# Why my video is unavailable at megaupload.com?



## Kitharass (Mar 16, 2009)

I am searching the solution for 3 days but still no one is answering to me ;(.

I have to upload some lectures on megaupload.com , 
i have uploaded some video files in avi format. some files starts playing at the same time. 
but some are not playing with megavideo.
i have uploaded this video , it is working 

http://www.megavideo.com/?d=OF3YSJ2K

but this video is not working. i don't know what's the reason.
it says that This video is unavailable.

http://www.megavideo.com/?d=LG8BTYZ1 

even i have changed the video codec and then tried to upload but still it says that video is unavailable. can some one please tell me what's the problem ?

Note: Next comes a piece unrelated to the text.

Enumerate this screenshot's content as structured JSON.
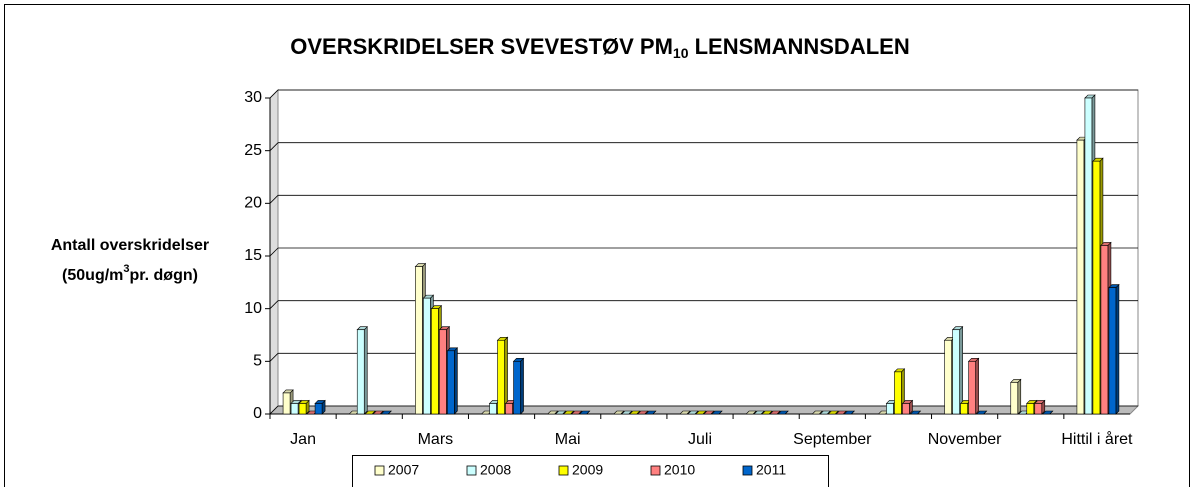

or what format i should upload which starts playing with megavideo ?
*all these videos are downloadable but they are not playing with megavideo.

a waiting for your reply. 
regards
Jawwad


----------



## koala (Mar 27, 2005)

Both your megavideo videos work for me in Firefox. The first is a football compilation and the second is Dr Zakir Naik.

Try installing the latest *KLite Codec Pack*, then reboot.


----------



## Kitharass (Mar 16, 2009)

koala said:


> Both your megavideo videos work for me in Firefox. The first is a football compilation and the second is Dr Zakir Naik.
> 
> Try installing the latest *KLite Codec Pack*, then reboot.



now it's working here too..... i swear it wasn't working me until tomorrow. i don't know whats the problem.

i got a dvd in which i have movies in .vob format. i have to upload it on megaupload. can you please suggest me which video format i should use ? as i have total video converter software.

a waiting for your reply.
thnx in advance


----------



## koala (Mar 27, 2005)

If the videos didn't play for 3 days and are now working properly, it might have been a problem at their end or with your megaupload account.

As the videos now appear to be working, convert the vobs to the same avi format that you used for the other 2 videos.


----------